The Michigan native and ITMI alumna focused her passion for travel and her desire to help others on a region in desperate need of assistance.
Following the disaster, she created a GoFundMe page to help support her calling. She traveled to Nepal with All Hands Volunteers, a non-profit organization that rebuilds communities devastated by natural disasters.
"I had always hoped to find a purpose in my travels, and thankfully the universe led me to humanitarian work," Shelby said.
For three months, Shelby worked alongside fellow volunteers and Nepalis to rebuild private homes, schools, and community development centers. Dangerous, uninhabitable structures were demolished and cleared to make way for new construction.
Despite experiencing a tragedy that claimed more than 9,000 lives, the Nepalese people's core values and world outlook remains intact, Shelby said.
"Nepal has countless lessons to teach about pure and true happiness, humanity, and resilience," she said. "It is enlightening to see the joy and happiness they find in life.
"I learned that in recognizing our common bond as humans, we can defeat any problem."

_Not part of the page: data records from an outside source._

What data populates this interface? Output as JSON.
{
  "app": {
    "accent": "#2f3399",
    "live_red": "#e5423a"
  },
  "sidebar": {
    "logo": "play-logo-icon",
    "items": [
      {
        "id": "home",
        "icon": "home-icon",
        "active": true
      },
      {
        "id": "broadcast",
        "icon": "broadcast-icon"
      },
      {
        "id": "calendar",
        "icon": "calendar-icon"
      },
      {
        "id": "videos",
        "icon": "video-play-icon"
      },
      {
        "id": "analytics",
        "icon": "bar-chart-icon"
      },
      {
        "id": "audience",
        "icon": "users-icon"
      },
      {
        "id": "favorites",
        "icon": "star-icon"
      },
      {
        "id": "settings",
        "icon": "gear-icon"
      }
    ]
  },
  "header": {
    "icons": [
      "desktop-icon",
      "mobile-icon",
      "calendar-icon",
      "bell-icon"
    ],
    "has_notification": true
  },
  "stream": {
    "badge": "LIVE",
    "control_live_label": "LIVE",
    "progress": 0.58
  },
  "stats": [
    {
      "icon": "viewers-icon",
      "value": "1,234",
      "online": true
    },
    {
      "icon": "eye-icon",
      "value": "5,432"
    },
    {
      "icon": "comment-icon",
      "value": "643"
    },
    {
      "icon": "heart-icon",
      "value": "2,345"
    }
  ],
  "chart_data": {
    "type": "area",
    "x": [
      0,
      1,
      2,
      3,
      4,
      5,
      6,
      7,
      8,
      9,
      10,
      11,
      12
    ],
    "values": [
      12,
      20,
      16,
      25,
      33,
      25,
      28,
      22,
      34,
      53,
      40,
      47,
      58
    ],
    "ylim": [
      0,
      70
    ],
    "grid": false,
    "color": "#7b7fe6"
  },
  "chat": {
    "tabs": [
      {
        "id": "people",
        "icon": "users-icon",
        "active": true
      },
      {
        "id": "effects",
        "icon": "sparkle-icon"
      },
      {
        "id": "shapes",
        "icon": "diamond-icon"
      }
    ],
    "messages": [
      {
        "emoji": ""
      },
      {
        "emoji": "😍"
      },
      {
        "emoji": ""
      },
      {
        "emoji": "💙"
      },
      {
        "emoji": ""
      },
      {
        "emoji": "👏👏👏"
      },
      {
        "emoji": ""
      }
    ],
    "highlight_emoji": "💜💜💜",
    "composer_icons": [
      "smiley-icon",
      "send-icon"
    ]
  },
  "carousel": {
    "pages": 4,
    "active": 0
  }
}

Shelby is now looking toward opportunities to help those affected by the migrant crisis near the French port city of Calais, where thousands of refugees have established makeshift camps.
To those unable to pledge physical or financial support, Shelby recommends "being vocal about the problems facing a particular disaster-stricken area, raising awareness of the work being done to help, and advocating for human understanding and compassion."
She credits ITMI with giving her the knowledge and confidence to travel off-the-beaten-path and support tourism where it can make a difference.
"They teach that tourism can be the bread-and-butter for struggling economies, and can also be the beginning of a new world, especially for places affected by crisis."